Member of Parliament for Timmins
- In office June 1968 – March 1979
- Preceded by: Murdo Martin
- Succeeded by: riding dissolved

Personal details
- Born: 12 November 1923 Timmins, Ontario, Canada
- Died: 28 December 1996 (aged 73) Timmins, Ontario, Canada
- Party: Liberal
- Spouse(s): Georgette Clément (m. 1947)
- Profession: businessman, contractor, quantity surveyor

= Jean Roy (politician) =

Canadian politician

Jean Robert Roy (12 November 1923 – 28 December 1996) was a Liberal party member of the House of Commons of Canada. He was born in Timmins, Ontario and became a businessman, contractor and quantity surveyor by career.

Roy, a Franco-Ontarian, studied at Queen's University in Kingston, Ontario before working in accounting, then in the construction industry.
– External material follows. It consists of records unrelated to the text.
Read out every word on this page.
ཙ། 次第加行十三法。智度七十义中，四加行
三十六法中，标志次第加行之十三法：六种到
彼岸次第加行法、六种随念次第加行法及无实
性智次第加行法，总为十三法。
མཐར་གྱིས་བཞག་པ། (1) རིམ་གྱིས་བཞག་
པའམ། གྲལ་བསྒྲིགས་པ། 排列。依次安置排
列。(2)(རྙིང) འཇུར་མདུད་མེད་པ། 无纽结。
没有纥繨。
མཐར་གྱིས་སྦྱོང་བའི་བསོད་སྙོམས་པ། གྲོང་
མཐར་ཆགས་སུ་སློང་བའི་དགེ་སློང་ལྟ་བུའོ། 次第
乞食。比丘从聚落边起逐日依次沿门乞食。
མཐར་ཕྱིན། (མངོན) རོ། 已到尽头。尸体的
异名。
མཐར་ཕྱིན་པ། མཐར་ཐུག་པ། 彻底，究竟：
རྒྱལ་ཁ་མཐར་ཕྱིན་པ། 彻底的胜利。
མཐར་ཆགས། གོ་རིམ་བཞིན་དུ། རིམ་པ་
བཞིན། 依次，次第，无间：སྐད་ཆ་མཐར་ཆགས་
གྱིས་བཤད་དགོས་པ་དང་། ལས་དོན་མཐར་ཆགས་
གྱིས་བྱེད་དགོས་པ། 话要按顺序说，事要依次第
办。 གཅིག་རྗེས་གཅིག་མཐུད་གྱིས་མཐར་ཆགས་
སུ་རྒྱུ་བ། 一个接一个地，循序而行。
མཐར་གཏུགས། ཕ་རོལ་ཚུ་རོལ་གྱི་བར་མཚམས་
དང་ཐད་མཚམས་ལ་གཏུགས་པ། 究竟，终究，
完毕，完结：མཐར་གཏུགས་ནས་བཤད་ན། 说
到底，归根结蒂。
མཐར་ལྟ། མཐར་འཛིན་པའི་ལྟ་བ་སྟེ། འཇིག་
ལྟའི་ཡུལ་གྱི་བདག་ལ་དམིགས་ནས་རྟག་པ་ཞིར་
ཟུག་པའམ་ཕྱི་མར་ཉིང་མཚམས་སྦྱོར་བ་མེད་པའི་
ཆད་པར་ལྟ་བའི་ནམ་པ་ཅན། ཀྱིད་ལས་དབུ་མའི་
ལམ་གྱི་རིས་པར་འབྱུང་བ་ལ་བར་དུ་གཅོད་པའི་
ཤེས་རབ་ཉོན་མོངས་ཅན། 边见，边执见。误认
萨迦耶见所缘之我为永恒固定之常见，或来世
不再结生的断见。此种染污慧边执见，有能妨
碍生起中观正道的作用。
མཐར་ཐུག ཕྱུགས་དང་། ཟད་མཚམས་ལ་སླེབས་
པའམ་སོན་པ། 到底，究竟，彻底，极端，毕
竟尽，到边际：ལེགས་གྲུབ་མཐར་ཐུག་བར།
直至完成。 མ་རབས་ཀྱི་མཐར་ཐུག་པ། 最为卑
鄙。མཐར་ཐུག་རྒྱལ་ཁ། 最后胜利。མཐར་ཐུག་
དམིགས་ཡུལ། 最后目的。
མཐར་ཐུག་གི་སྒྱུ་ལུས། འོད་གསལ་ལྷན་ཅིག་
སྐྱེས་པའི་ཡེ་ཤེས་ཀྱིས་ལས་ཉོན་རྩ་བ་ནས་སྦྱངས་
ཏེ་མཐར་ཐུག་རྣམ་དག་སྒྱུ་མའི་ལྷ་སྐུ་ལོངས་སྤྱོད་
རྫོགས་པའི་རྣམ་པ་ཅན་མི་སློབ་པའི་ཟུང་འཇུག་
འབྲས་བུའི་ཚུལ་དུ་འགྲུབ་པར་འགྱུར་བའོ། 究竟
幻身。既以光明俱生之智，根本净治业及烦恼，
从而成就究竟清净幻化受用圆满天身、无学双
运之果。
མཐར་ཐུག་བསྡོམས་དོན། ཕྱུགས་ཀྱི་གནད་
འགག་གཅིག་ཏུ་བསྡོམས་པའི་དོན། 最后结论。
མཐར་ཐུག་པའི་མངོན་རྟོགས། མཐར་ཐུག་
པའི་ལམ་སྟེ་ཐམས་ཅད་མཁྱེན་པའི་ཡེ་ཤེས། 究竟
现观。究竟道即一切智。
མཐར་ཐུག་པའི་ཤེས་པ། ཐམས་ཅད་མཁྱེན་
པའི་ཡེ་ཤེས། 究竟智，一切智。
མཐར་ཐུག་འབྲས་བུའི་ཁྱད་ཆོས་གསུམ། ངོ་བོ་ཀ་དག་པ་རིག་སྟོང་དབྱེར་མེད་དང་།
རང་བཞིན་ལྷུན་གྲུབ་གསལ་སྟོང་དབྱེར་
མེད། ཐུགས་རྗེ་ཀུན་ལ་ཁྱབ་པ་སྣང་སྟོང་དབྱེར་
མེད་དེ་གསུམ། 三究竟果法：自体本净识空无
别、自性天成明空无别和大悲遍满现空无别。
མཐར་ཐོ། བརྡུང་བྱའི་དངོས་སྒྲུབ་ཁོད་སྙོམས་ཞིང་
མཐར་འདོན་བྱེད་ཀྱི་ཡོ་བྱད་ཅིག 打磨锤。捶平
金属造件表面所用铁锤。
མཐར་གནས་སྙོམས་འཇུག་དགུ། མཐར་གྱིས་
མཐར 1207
He was first elected at the Timmins riding in the 1968 general election. Roy was re-elected there in the 1972 and 1974 federal elections, and after completing his term in the 30th Parliament he left federal politics due to reported health concerns.

During a House of Commons session during the 1970 October Crisis, Roy excoriated NDP members who opposed the proclamation of the War Measures Act in response to terrorist actions in Quebec. NDP member Harold Winch demanded that Roy retract an accusation that Winch's party's vote against the Act was tantamount to "support for the murderers".

Roy also opposed increases in Canadian content on television as his riding's only available television broadcasts at that time were from CBC Television and felt a reduction in the minimal American programming provided would be a "disservice".

After he left federal politics, he was President of the Standards Council of Canada and served on the International Joint Commission that deals with rivers and lakes on the border between Canada and the United States.

Roy died suddenly at his home in Timmins on 28 December 1996, leaving a daughter, a son and his wife Georgette Clément (m. 1947).